Fitting 10 folds for each of 110 candidates, totalling 1100 fits
[Pipeline] .... (step 1 of 3) Processing standardscaler, total=   0.0s
[Pipeline] ...... (step 2 of 3) Processing minmaxscaler, total=   0.0s
[Pipeline]  (step 3 of 3) Processing randomforestclassifier, total=   0.7s
RandomForestRegressor:
Best Training Score: 0.6066666666666667
Best Parameters: {'randomforestclassifier__criterion': 'entropy', 'randomforestclassifier__max_depth': 300, 'randomforestclassifier__n_estimators': 550}
Best Testing Score: 0.573529

[Parallel(n_jobs=-1)]: Using backend LokyBackend with 8 concurrent workers.

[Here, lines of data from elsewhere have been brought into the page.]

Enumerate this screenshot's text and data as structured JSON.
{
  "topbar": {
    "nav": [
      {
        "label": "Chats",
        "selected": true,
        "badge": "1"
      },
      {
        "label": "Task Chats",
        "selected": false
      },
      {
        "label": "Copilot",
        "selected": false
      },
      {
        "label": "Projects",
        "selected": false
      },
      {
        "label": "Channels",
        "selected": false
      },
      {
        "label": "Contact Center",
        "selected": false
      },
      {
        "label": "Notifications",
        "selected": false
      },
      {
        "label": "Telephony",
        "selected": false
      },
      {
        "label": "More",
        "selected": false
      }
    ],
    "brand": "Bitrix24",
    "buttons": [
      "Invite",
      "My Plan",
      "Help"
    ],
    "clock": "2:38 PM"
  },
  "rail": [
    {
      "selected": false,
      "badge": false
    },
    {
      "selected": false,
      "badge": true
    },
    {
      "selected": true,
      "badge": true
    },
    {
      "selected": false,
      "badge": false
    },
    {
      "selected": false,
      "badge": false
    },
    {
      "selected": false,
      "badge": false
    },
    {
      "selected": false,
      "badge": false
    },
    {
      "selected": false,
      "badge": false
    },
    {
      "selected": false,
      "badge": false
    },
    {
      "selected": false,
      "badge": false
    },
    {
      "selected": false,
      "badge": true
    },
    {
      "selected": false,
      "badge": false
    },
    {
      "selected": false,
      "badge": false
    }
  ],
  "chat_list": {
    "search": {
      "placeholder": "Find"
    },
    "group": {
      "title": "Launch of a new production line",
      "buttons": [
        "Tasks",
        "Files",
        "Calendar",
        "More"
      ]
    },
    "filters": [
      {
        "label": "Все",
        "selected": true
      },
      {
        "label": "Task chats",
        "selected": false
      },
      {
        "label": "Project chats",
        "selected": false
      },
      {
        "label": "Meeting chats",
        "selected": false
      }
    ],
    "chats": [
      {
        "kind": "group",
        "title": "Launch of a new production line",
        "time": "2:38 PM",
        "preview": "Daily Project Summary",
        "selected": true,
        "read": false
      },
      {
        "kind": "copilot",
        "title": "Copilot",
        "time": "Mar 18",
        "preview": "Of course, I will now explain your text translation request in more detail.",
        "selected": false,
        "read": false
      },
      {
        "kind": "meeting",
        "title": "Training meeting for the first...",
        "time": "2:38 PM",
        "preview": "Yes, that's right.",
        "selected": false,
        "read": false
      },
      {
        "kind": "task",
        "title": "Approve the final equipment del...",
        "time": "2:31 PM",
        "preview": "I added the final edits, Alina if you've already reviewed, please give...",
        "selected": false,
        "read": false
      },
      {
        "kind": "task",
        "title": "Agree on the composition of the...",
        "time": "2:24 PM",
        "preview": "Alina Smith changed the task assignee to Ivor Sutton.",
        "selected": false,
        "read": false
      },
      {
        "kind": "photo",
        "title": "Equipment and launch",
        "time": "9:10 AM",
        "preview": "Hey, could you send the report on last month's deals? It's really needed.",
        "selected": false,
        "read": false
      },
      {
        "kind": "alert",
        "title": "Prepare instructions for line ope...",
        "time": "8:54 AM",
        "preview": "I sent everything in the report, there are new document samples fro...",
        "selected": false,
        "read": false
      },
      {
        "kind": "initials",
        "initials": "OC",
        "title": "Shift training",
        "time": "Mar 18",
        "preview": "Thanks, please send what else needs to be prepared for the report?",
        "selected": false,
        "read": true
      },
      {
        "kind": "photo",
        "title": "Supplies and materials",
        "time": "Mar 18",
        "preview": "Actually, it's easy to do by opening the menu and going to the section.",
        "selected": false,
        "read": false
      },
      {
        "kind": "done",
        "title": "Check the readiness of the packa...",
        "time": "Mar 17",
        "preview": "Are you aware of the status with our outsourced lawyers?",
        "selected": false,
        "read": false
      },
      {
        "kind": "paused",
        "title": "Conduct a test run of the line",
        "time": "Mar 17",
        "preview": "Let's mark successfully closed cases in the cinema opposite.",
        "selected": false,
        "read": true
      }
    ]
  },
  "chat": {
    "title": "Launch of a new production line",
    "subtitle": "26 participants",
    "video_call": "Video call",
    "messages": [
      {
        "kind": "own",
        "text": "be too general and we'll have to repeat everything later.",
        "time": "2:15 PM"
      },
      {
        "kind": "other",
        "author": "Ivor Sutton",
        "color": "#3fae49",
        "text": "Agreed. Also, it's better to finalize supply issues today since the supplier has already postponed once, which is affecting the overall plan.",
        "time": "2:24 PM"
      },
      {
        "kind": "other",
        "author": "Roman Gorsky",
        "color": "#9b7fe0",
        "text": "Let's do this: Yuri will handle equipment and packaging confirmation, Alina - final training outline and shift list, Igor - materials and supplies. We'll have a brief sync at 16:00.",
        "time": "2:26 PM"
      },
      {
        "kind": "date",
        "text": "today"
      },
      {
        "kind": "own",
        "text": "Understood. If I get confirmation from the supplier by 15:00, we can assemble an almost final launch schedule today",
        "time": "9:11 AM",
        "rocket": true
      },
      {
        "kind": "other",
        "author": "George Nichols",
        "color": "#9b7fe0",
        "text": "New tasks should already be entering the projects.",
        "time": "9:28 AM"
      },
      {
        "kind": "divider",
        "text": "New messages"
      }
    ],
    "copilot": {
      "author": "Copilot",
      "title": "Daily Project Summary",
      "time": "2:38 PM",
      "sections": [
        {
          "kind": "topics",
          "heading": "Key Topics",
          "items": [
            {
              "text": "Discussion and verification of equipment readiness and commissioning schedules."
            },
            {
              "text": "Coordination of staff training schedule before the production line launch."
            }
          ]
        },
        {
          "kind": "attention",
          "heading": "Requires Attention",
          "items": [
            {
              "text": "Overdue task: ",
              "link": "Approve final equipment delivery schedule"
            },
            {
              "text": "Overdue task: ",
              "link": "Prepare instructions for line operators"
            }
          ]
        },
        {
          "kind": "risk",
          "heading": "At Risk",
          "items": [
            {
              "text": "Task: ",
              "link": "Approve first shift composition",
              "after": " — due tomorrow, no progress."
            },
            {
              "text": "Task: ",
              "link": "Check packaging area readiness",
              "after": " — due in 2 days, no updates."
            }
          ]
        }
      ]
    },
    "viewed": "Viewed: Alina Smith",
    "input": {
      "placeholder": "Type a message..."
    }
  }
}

[Parallel(n_jobs=-1)]: Done  56 tasks      | elapsed:    0.5s
[Parallel(n_jobs=-1)]: Done 140 out of 140 | elapsed:    0.6s finished
[Parallel(n_jobs=-1)]: Using backend LokyBackend with 8 concurrent workers.

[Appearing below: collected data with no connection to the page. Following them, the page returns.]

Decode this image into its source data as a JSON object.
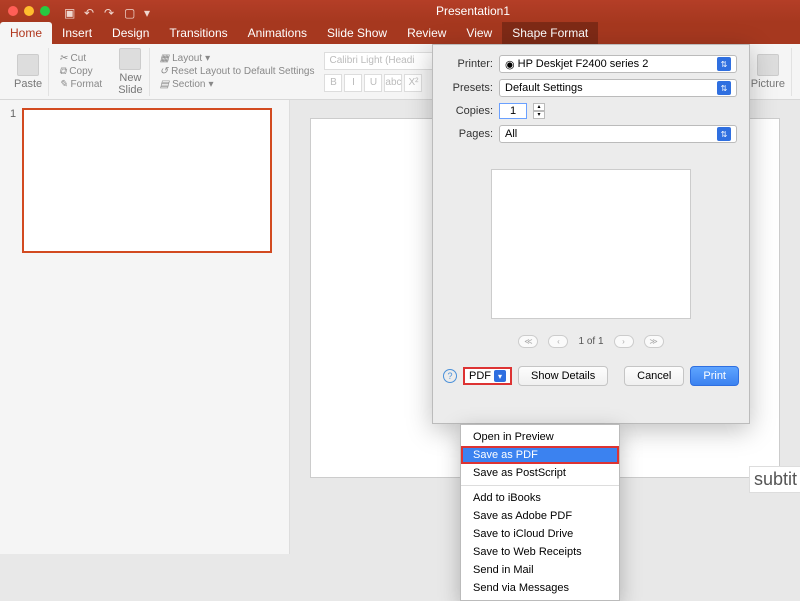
{
  "title": "Presentation1",
  "tabs": [
    "Home",
    "Insert",
    "Design",
    "Transitions",
    "Animations",
    "Slide Show",
    "Review",
    "View",
    "Shape Format"
  ],
  "ribbon": {
    "paste": "Paste",
    "cut": "Cut",
    "copy": "Copy",
    "format": "Format",
    "newslide": "New\nSlide",
    "layout": "Layout",
    "reset": "Reset Layout to Default Settings",
    "section": "Section",
    "font_name": "Calibri Light (Headi",
    "picture": "Picture"
  },
  "thumb": {
    "num": "1"
  },
  "subtitle_hint": "subtit",
  "print": {
    "printer_label": "Printer:",
    "printer_value": "HP Deskjet F2400 series 2",
    "presets_label": "Presets:",
    "presets_value": "Default Settings",
    "copies_label": "Copies:",
    "copies_value": "1",
    "pages_label": "Pages:",
    "pages_value": "All",
    "page_of": "1 of 1",
    "pdf_btn": "PDF",
    "show_details": "Show Details",
    "cancel": "Cancel",
    "print_btn": "Print"
  },
  "pdf_menu": {
    "items_top": [
      "Open in Preview",
      "Save as PDF",
      "Save as PostScript"
    ],
    "items_bottom": [
      "Add to iBooks",
      "Save as Adobe PDF",
      "Save to iCloud Drive",
      "Save to Web Receipts",
      "Send in Mail",
      "Send via Messages"
    ],
    "selected": "Save as PDF"
  }
}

[Parallel(n_jobs=-1)]: Done  34 tasks      | elapsed:    2.0s
[Parallel(n_jobs=-1)]: Done 184 tasks      | elapsed:   18.3s
[Parallel(n_jobs=-1)]: Done 434 tasks      | elapsed:   51.4s
[Parallel(n_jobs=-1)]: Done 784 tasks      | elapsed:  1.6min
[Parallel(n_jobs=-1)]: Done 1100 out of 1100 | elapsed:  2.2min finished


Changing the dataset from the entire dataset to using the best features selected by Random Forest feature selection reduced
the accuracy by about 5-6%. Therefore, we would like to use the original datset.

Between 7 classifications, the probability of getting a correct classification by random chance is 14%. The best testing
accuracy we have gotten is 63.2%. This, while being much better than guessing at classifying the schools into the correct
pricing bracket, is still not great. We are beginning to believe that our dataset might be problematic in our quest to
classify or predict college prices, however, this could be an interesting conclusion in that we might be able to say, with
certainty, that the price of collect is more arbitrary than we may have previously thought.